By Ali Sawafta
RAMALLAH West Bank (Reuters) - Israel decided on Tuesday to widen a crackdown on Hamas in the West Bank after troops detained more than 40 members of the Palestinian Islamist group in sweeps conducted in tandem with a search for three missing Jewish teenagers.
The Jewish state accuses Hamas of kidnapping the three youths after they left their religious school in a Jewish settlement in the occupied territory on Thursday. While neither claiming nor denying responsibility, Hamas has commented that abductions were a justified response to the plight of thousands of Palestinians imprisoned by its Israeli enemy.
The Israeli army has carried out house-to-house searches, round-ups of suspects and interrogations in Hebron, a Hamas stronghold, and then in other parts of the West Bank, in a mobilisation on a scale not seen in years.
"We are turning Hamas membership into a ticket to hell," Naftali Bennett, a far-right member of Prime Minister Benjamin Netanyahu's cabinet, told Israeli Army Radio on Tuesday.
The Palestinian Information Ministry accused Israel of inflicting collective punishment with its West Bank dragnet - a charge echoed by several international human rights groups.
"An entire population is being held hostage to the whims of the Israeli occupation," the Palestinian ministry said.
Israel has said it does not know if Gil-Ad Shaer and U.S.-Israeli national Naftali Fraenkel, both aged 16, and Eyal Yifrah, 19, are alive or what their captors' demands might be.
At its meeting on Tuesday, Netanyahu's security cabinet agreed to make more arrests, put up roadblocks and turn Palestinian houses into military observation posts to increase pressure on Hamas, which seeks the Jewish state's destruction.
An Israeli official said ministers had also debated a proposal to deport West Bank Hamas leaders to Gaza.
Earlier, the army said it had detained 41 Hamas militants in overnight raids, raising to more than 200 the number arrested since Friday. Israel officials acknowledged the operation was two-fold - recovering the missing teenagers and weakening Hamas.
HAMAS ARGUES SELF-DEFENSE
Hamas and other militant groups have in the past seized Israelis to trade for jailed Palestinians. Scores of inmates are on hunger strike to protest against being held without charges.
"Regardless of the party which stood behind the (kidnapping) operation, our people have the right to defend themselves and to stand in solidarity with their prisoners," Hamas said in a statement on Tuesday.
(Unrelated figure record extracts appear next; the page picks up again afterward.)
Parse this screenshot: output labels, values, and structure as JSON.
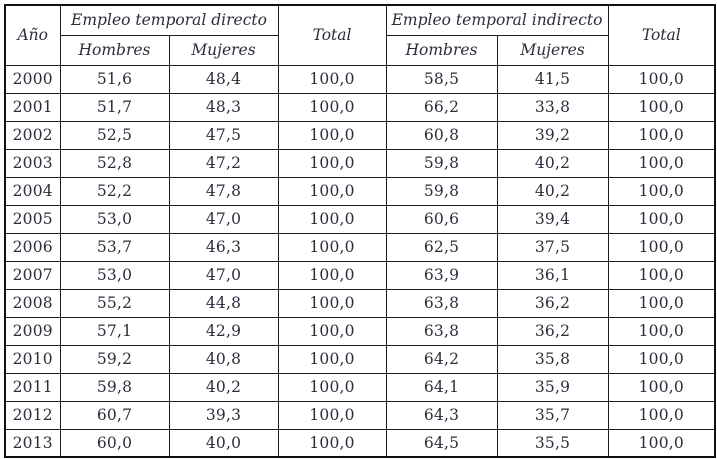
{
  "table": {
    "header": {
      "year_label": "Año",
      "group_direct": "Empleo temporal directo",
      "group_indirect": "Empleo temporal indirecto",
      "men_label": "Hombres",
      "women_label": "Mujeres",
      "total_label": "Total"
    },
    "columns": [
      "year",
      "direct_hombres",
      "direct_mujeres",
      "direct_total",
      "indirect_hombres",
      "indirect_mujeres",
      "indirect_total"
    ],
    "rows": [
      [
        "2000",
        "51,6",
        "48,4",
        "100,0",
        "58,5",
        "41,5",
        "100,0"
      ],
      [
        "2001",
        "51,7",
        "48,3",
        "100,0",
        "66,2",
        "33,8",
        "100,0"
      ],
      [
        "2002",
        "52,5",
        "47,5",
        "100,0",
        "60,8",
        "39,2",
        "100,0"
      ],
      [
        "2003",
        "52,8",
        "47,2",
        "100,0",
        "59,8",
        "40,2",
        "100,0"
      ],
      [
        "2004",
        "52,2",
        "47,8",
        "100,0",
        "59,8",
        "40,2",
        "100,0"
      ],
      [
        "2005",
        "53,0",
        "47,0",
        "100,0",
        "60,6",
        "39,4",
        "100,0"
      ],
      [
        "2006",
        "53,7",
        "46,3",
        "100,0",
        "62,5",
        "37,5",
        "100,0"
      ],
      [
        "2007",
        "53,0",
        "47,0",
        "100,0",
        "63,9",
        "36,1",
        "100,0"
      ],
      [
        "2008",
        "55,2",
        "44,8",
        "100,0",
        "63,8",
        "36,2",
        "100,0"
      ],
      [
        "2009",
        "57,1",
        "42,9",
        "100,0",
        "63,8",
        "36,2",
        "100,0"
      ],
      [
        "2010",
        "59,2",
        "40,8",
        "100,0",
        "64,2",
        "35,8",
        "100,0"
      ],
      [
        "2011",
        "59,8",
        "40,2",
        "100,0",
        "64,1",
        "35,9",
        "100,0"
      ],
      [
        "2012",
        "60,7",
        "39,3",
        "100,0",
        "64,3",
        "35,7",
        "100,0"
      ],
      [
        "2013",
        "60,0",
        "40,0",
        "100,0",
        "64,5",
        "35,5",
        "100,0"
      ]
    ]
  },
  "colors": {
    "text": "#2b2d3a",
    "border": "#1c1c1c",
    "background": "#ffffff"
  }
}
Western-backed Palestinian President Mahmoud Abbas has condemned both the kidnappings and the Israeli dragnet.
Giora Eiland, a retired Israeli general and former national security adviser, said the abductions provided an opportunity to target Hamas in operations that could undermine a new Palestinian unity government formed after Abbas reconciled with his Islamist rivals in April following years of feuding. Infuriated by the surprise intra-Palestinian alliance, Netanyahu called off U.S.-sponsored peace talks with Abbas. "The fragile links between the (Abbas-led Palestinian) Authority and Hamas could become more of a crack," Eiland told Israel Radio, a day after the Islamists condemned as a "knife in the back" PA efforts to help the Israelis locate the teenagers.
Mirroring scenes played out elsewhere in the West Bank, Israeli soldiers filed through a street of shuttered homes and shops in the town of Jenin on Tuesday, lobbing stun grenades and firing rubber bullets at Palestinians who threw rocks at them.
Israeli and Palestinian security sources said soldiers and police had wounded five Palestinians in Jenin and in confrontations near the cities of Ramallah and Nablus.
Israel showed photographs of what it said were hundreds of weapons, including guns, seized at some of the detainees' homes.
"As long as our boys remain abducted, Hamas will feel pursued, paralyzed and threatened," said Lieutenant-Colonel Peter Lerner, an Israeli military spokesman.
Netanyahu has said the recovery efforts are complicated and could prove protracted. Many Israelis have shown solidarity with the teens' families on social media and have held prayer vigils.
One of the youth's mothers, Rachel Fraenkel, thanked her compatriots on a nationally televised broadcast, saying: "We just wish to hug our children home, Naftali, Eyal, Gil-Ad. We love you, we miss you, please be strong, hold on, be strong."